As the days passed, the air became absolutely pestilential. How many days? How often did they come? The displacement of time had a way of fracturing the mind. Some days, I struggled to hold onto a thread of rational thought.
They fed me bites of fish after every violation. My hunger pangs remained the least of my torments, and my throat never felt parched beyond what I could handle. They came often enough to keep me hydrated.
Daily visits, I decided. The constant pain between my legs suggested that some of those visits occurred multiple times a day.
I’d been in here long enough that my stitches needed to be removed. When the tight, itchy skin became unbearable, I spent hours twisting unnaturally in my shackles and using the broken edge of a fingernail to pick the threads from the underside of my foot.
Giving up would’ve been so much easier. But I didn’t know how to do that.
By dint of stubborn will, I thrashed and snarled every time they came. Twice, they struck me so hard I lost awareness and woke in a fog upon the barrel. Each time they sent me back to the hole, I was weaker, more depleted, the desire to live gradually draining from my bones.
When they weren’t abusing me, they kept me shackled in the blackness. It wasn’t long before I looked forward to their visits if only to escape the suffocation of rot and loneliness.
The stench was so intolerably loathsome it was dangerous to breathe. I craved fresh air and would take the pain that accompanied it over spending another second inside these walls.
Isolation was my enemy. It had a gravity to it that dragged me down, a choking sadness that warped the mind. Made worse by the galling of the irons on my wrists and ankles and the filth of the planks beneath my nude body. My head grew fuzzy with poisonous thoughts, and my brain began to fail me. I wouldn’t be able to hold onto my sanity forever.
With every bleak hour that passed, I expected to share the fate of my cellmates. Sometimes, I pleaded for the last friend, Death, to relieve me.
But there were still small pockets of time when I hoped for a miracle.

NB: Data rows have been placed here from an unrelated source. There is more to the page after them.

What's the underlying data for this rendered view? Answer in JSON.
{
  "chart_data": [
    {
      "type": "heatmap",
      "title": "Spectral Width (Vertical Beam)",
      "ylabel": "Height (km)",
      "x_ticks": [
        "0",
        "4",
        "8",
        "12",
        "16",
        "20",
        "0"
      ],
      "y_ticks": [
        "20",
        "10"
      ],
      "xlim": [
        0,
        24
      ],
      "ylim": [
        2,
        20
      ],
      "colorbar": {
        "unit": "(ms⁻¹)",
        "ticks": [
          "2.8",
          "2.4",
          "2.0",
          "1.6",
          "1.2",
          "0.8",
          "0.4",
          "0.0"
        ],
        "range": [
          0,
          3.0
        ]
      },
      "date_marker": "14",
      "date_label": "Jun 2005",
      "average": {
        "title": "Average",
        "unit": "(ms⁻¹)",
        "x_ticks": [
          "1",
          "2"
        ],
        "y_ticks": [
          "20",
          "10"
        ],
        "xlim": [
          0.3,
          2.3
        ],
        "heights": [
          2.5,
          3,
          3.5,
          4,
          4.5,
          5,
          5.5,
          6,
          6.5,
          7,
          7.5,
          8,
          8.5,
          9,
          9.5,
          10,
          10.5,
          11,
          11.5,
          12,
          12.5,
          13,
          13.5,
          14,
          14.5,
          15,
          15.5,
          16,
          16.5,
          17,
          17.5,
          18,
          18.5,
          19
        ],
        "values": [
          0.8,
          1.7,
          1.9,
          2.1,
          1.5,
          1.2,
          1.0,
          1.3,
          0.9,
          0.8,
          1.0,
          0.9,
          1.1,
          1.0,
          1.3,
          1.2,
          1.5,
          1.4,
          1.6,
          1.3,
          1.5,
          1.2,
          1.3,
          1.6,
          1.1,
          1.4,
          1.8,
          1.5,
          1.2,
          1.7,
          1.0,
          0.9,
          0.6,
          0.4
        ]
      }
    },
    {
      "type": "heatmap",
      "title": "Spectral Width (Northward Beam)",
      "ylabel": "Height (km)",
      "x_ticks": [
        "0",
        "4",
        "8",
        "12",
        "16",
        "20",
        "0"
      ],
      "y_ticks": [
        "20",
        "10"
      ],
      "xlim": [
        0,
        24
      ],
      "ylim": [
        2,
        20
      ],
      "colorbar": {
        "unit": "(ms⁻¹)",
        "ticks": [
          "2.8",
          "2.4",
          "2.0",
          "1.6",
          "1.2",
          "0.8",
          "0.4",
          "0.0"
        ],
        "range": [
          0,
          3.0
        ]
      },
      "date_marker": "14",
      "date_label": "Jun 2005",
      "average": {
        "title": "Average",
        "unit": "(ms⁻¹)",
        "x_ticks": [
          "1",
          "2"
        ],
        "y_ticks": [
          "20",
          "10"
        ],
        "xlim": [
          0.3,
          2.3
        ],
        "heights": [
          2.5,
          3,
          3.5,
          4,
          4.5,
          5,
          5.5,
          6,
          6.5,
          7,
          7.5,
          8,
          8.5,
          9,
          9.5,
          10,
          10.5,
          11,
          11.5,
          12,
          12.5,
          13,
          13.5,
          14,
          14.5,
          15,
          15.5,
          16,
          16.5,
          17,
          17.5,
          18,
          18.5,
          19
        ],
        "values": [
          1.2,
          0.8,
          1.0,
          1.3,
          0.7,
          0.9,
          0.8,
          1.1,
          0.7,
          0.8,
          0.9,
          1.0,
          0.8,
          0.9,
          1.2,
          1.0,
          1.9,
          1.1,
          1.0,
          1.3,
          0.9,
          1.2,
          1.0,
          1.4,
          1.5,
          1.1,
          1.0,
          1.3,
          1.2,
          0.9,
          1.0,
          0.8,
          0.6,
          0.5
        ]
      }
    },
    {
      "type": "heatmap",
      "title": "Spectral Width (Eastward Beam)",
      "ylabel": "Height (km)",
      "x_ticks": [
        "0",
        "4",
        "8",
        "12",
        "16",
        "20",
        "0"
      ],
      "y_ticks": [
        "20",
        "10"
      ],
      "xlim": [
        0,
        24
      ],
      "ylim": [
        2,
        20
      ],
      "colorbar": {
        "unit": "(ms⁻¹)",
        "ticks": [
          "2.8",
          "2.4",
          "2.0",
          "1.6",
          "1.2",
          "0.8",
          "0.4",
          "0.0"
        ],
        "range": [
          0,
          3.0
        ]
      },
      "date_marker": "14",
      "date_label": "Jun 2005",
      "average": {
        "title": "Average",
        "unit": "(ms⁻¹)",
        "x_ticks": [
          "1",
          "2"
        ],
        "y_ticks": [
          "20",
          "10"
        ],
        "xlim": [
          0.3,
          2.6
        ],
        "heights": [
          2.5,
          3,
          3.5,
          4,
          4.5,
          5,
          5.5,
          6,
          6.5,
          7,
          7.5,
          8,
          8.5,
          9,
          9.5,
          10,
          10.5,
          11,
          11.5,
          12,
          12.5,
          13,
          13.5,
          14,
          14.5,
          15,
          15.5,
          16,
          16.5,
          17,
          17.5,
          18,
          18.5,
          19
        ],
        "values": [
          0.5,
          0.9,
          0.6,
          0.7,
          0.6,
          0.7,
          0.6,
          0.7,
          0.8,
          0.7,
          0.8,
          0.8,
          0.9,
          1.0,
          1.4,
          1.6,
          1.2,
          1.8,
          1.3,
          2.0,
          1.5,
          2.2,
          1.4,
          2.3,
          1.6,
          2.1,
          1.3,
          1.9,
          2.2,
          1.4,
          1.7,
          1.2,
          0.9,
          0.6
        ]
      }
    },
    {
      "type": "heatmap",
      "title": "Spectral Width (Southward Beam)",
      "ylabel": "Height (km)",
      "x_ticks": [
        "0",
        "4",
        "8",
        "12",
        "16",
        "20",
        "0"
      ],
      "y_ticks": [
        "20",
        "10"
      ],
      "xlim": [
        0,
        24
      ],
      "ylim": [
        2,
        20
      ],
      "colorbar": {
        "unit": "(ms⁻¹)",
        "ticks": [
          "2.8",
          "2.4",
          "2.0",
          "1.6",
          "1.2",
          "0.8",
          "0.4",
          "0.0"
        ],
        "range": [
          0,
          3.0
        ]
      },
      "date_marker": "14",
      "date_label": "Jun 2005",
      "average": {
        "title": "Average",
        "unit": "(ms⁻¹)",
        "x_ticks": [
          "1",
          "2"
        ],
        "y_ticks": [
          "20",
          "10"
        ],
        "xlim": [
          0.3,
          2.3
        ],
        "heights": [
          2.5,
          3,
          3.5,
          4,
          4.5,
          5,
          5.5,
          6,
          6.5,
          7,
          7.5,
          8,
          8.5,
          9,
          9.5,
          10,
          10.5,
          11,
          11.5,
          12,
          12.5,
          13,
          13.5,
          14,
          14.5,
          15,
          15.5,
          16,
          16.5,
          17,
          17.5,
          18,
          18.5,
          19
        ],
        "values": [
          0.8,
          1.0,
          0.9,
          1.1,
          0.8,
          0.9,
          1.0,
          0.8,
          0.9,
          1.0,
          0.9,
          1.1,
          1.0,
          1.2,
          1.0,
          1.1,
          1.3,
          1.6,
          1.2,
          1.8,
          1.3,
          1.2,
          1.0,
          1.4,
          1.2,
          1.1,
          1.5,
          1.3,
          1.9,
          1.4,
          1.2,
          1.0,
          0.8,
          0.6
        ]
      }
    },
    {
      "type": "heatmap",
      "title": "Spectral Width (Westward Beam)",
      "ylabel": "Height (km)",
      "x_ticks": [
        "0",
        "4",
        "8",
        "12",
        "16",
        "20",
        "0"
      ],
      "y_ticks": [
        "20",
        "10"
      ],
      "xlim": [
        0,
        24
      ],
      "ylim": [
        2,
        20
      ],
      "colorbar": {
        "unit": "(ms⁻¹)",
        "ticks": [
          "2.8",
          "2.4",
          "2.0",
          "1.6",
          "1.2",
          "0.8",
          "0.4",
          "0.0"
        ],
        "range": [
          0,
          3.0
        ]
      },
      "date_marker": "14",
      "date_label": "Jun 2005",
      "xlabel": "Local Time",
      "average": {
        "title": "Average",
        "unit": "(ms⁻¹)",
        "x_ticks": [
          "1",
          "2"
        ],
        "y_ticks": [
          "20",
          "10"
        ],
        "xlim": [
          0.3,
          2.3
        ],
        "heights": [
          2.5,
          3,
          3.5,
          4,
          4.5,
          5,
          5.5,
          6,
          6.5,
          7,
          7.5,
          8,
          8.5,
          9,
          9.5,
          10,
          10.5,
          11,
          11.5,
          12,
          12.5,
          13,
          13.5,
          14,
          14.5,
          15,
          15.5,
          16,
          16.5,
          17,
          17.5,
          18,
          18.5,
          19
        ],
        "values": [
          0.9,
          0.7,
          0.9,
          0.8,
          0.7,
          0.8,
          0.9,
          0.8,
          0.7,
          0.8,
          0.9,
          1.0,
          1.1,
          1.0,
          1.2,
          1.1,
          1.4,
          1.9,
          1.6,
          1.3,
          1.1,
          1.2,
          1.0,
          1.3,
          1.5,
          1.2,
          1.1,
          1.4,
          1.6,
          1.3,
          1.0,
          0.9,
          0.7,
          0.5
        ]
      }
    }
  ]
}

I created fantasies in my head, my favorite being a gallant rescue where Priest and Ashley took down this ship and killed everyone on board. In reality, Priest would do it without hesitation or question. If he were still out there, fighting to rescue me. I didn’t know.
Ashley, on the other hand, would always choose his career first. But could he ignore the evil that took place here? Would he let the admiral’s officers live if he knew what they’d done in the hold of their ship?
I didn’t know that answer, either. It didn’t matter. Neither Ashley nor Priest had come for me. I didn’t resent them for it. I’d never been a woman who depended on a man to save her. This wasn’t their fight. It was mine.
At age fourteen, I could’ve chosen any path. I picked this one, a life of crime and dangerous risks. I lived for pirating, and in the end, I would die for it. I’d always known that. I just hadn’t expected it to end in rape and torture aboard the ship that would carry me to the gallows.
As certain doom descended heavier and harder upon me, I turned my mind to the past, seeking a happier, freer place. I thought of my father often. My mother, too. And I indulged in reminiscences of Jade, Reynolds, Jobah, and the glorious years we sailed together. I missed them terribly. I missed my life. But more than that, I missed Priest and Ashley.
Even as I knew contempt for Priest’s betrayal and Ashley’s rejection, I had a lot of time to sit with my remorse and re-examine it from a new perspective. Ironic how things looked clearer in the dark. Sharper. More poignant.
Despite their faults, I knew they loved me, each in his own way. That meant something.
It meant everything.
Because I loved them, too.
I loved a libertine and a pirate hunter. Of course, I did. Insanely, shamelessly, irrefutably.